Ah, but this is a particularly silly “Weird Al” Yankovic song so death isn’t anything near an end. He ends up having a complicated relationship with Saint Peter, who does not care for his Nehru jacket (it’s strongly implied that it violates heaven’s dress code) so he lets him stay in paradise, but next to an ice machine, and every day screams out the titular warning.
“Everything You Know Is Wrong” is an exercise in the comedy of Randomness, but it also delights in the kinds of evocatively silly phrases that pepper Al’s songs, like “rabid wolverine”,, “Prosthetic lips”, and, of course, the aforementioned “floating disembodied head of Colonel Sanders.”
Colonel Sanders, or more specifically, the floating disembodied head of Colonel Sanders, is a quintessentially Al reference to drop, as Sanders had the curious distinction of being at once a real human being and businessman who ran Kentucky Fried Chicken and a sort of living television and print commercial.
Colonel Sanders was a real dude but at a certain point he became a more or less fictional mascot and TV pitchman. It’s a testament to how casually surreal television advertising has become that, for reasons known only to Kentucky Fried Chicken, they’ve decided to have a never-ending string of actors and comedians cycle rapidly through the role like some weird, fried chicken-themed version of Todd Solondz’s Palindromes.
Over the last two years, Colonel Sanders has been alternately portrayed by Darrell Hammond, Norm Macdonald, Jim Gaffigan, George Hamilton, Rob Riggle, Billy Zane and Rob Lowe. That is insane, and nobody has made a big deal about it.
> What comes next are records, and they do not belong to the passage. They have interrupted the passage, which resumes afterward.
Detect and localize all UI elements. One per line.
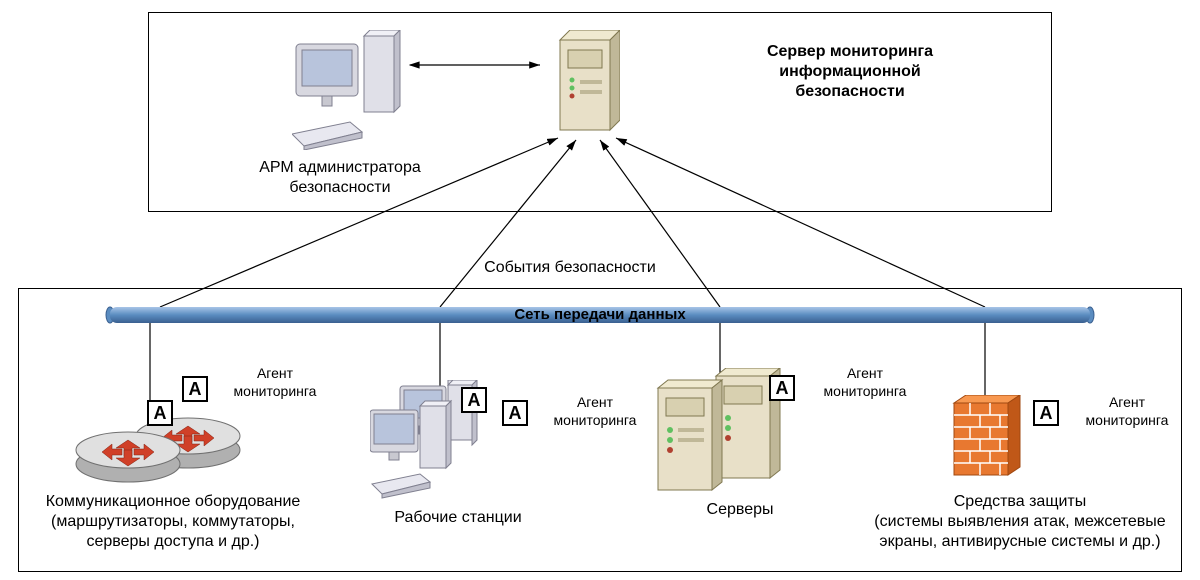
agent-badge-5: A xyxy=(769,375,795,401)
events-label: События безопасности xyxy=(420,258,720,278)
agent-badge-2: A xyxy=(182,376,208,402)
comm-equipment-label: Коммуникационное оборудование(маршрутиза… xyxy=(18,492,328,552)
server-title-label: Сервер мониторингаинформационнойбезопасн… xyxy=(700,42,1000,102)
agent-badge-6: A xyxy=(1033,400,1059,426)
server-icon xyxy=(550,30,620,136)
agent-label-1: Агентмониторинга xyxy=(210,365,340,400)
workstations-label: Рабочие станции xyxy=(358,508,558,528)
network-bar: Сеть передачи данных xyxy=(110,307,1090,323)
workstations-icon xyxy=(370,380,520,500)
agent-badge-1: A xyxy=(147,400,173,426)
agent-badge-4: A xyxy=(502,400,528,426)
servers-label: Серверы xyxy=(670,500,810,520)
admin-label: АРМ администраторабезопасности xyxy=(200,158,480,198)
agent-label-3: Агентмониторинга xyxy=(800,365,930,400)
protection-label: Средства защиты(системы выявления атак, … xyxy=(850,492,1190,552)
agent-label-4: Агентмониторинга xyxy=(1062,394,1192,429)
firewall-icon xyxy=(950,395,1025,480)
agent-badge-3: A xyxy=(461,387,487,413)
network-bar-label: Сеть передачи данных xyxy=(514,306,685,323)
admin-pc-icon xyxy=(292,30,402,150)
agent-label-2: Агентмониторинга xyxy=(530,394,660,429)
Granted, it’s not quite as unusual as going to the kitchen for some Golden Grahams and being sucked into an alternate dimension where you travel through time and encounter the floating, disembodied head of Colonel Sanders, but it is pretty strange when you think about.
Like the Oingo Boingo pastiche “You Make Me”, there’s something vaguely Seussian about the way the music moves here, a sense that it might be the product of some stop-motion animated Rube Goldberg machine or careening musical rollercoaster. Al captures the Technicolor absurdity and quirkiness of the They Might Be Giants aesthetic perfectly here, as well as the runaway sense of momentum that characterizes their most infectious songs.
Like “Dare to Be Stupid”, “Everything You Know Is Wrong” is aggressively nonsensical and undeniably anthemic. It’s the perfect fusion of Al and the two Johns. It underlines how much these two acts have in common, while also establishing what makes them unique and also national treasures.